Wednesday, October 29, 2008

PFAUENINSEL 2



"Foi numa tarde na Ilha dos Pavões que sofri a minha maior derrota. Tinham-me mandado procurar penas de pavão na relva. Como se tornou mais atraente para mim a ilha enquanto reserva de troféus tão encantadores! Contudo, depois de ter, em vão, revolvido todos os cantos da relva à procura do objecto prometido, fui assaltado por uma sensação de profunda tristeza, mais do que rancor, pelos animais que com as suas plumagens intactas se passeavam diante dos viveiros. Os achados são para as crianças o que as vitórias são para os adultos. Procurara algo que a ilha me dera muito pessoalmente, que me desvendara exclusivamente a mim.
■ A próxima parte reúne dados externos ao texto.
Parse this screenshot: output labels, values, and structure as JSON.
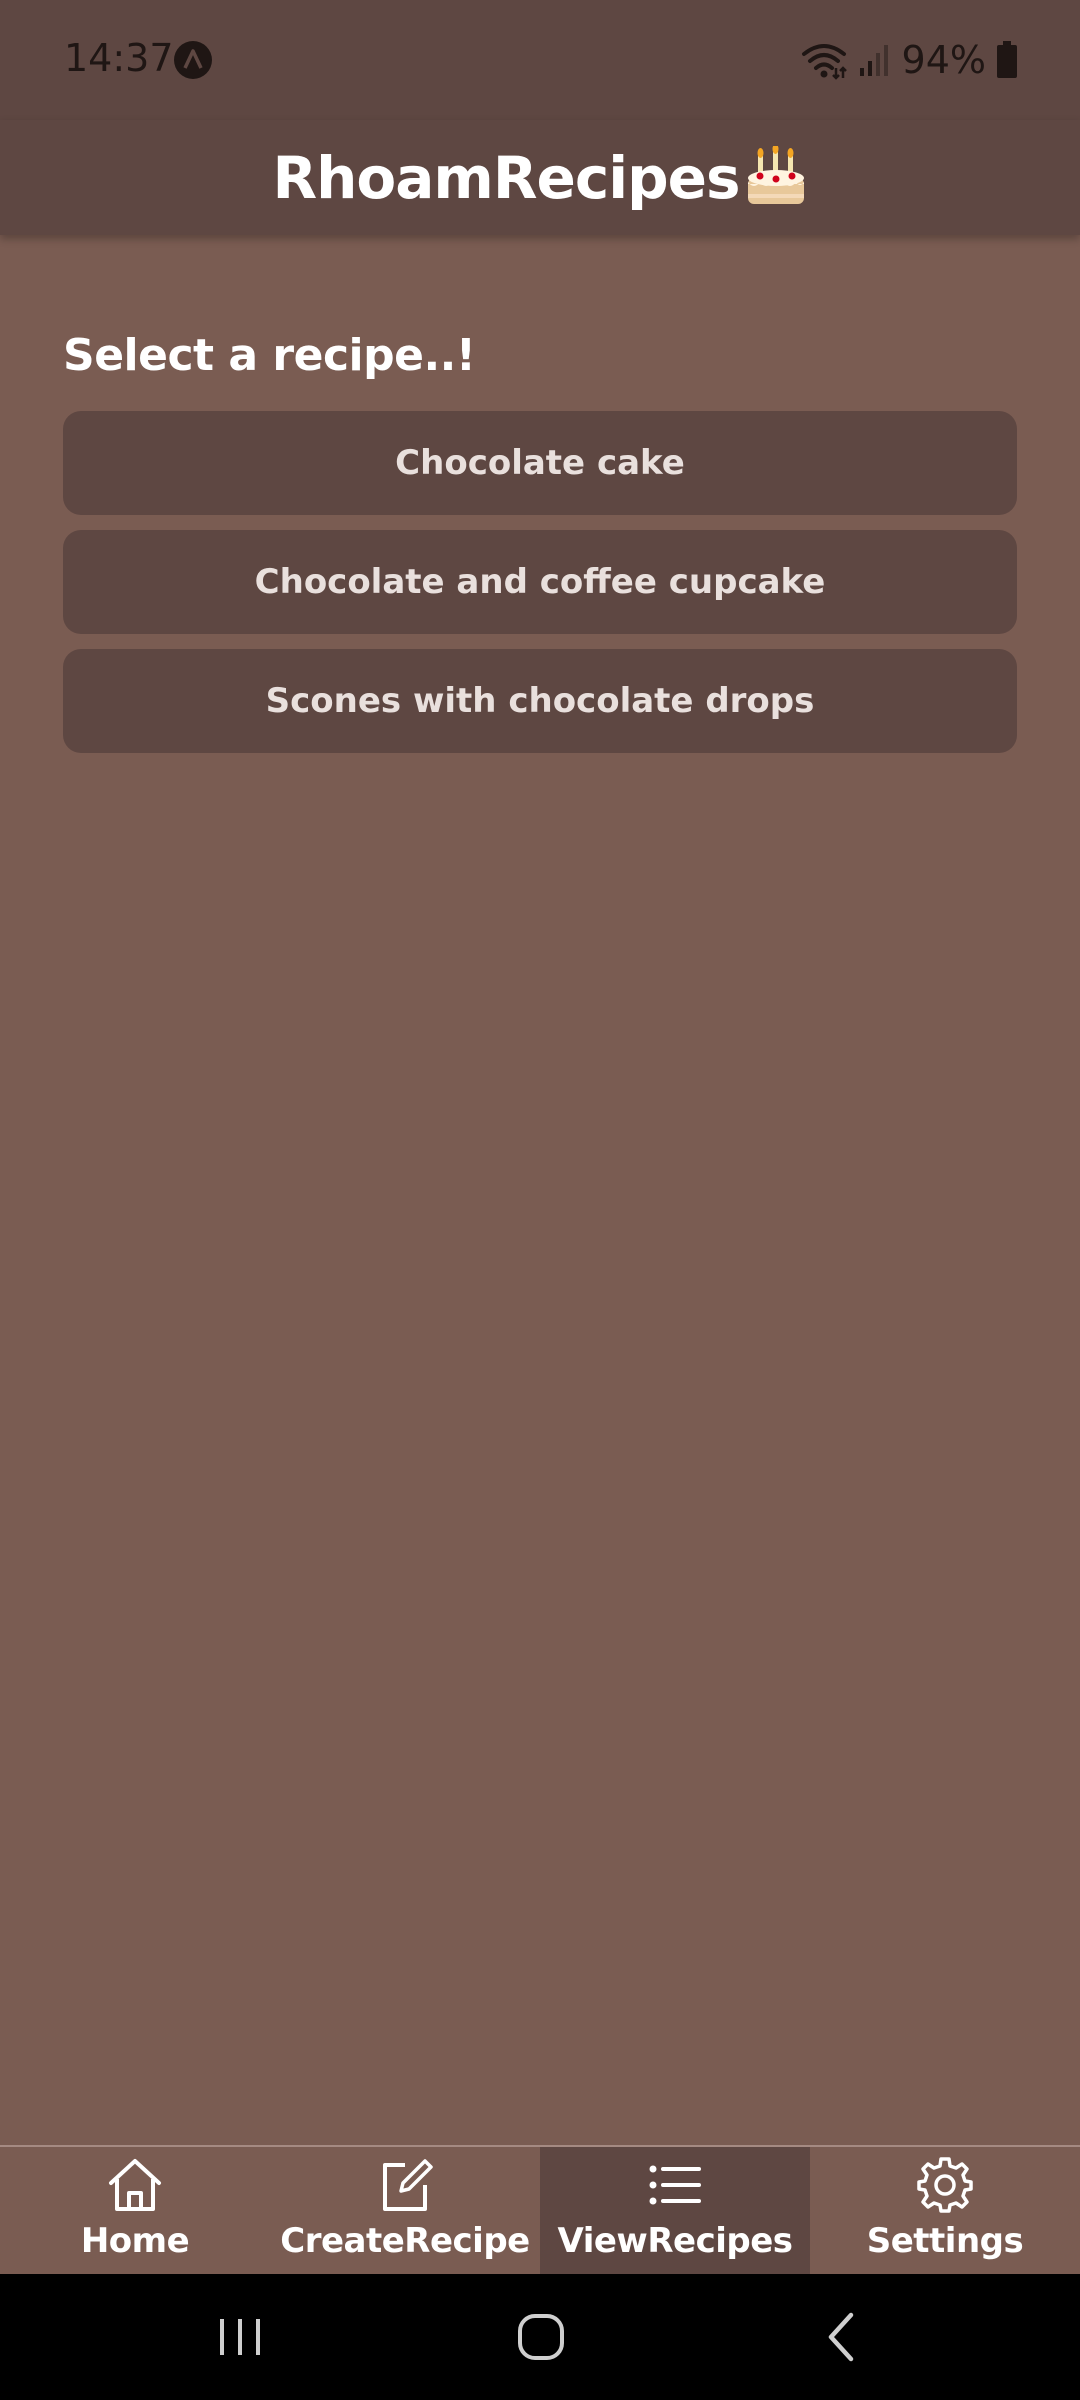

Com uma única pena ter-me-ia apoderado da ilha, da tarde, da travessia de barco a partir de Sakrow; tudo isto me teria total e incontestavelmente ficado a pertencer, se tivesse encontrado a minha pena. Perdeu-se a ilha e com ela uma segunda pátria: a terra dos pavões. E, só então, antes de ir para casa, fui capaz de ler nas vidraças reluzentes do palácio os avisos que o brilho do Sol neles deixara: hoje eu não devia lá entrar.
Naquele tempo, a minha dor não teria sido tão inconsolável se não tivesse perdido uma terra ancestral por causa de uma simples pena que me escapou."


Walter Benjamin, Infância em Berlim por volta de 1900, trad. Cláudia de Miranda Rodrigues. Lisboa: Relógio D'Água, 1992, p. 190.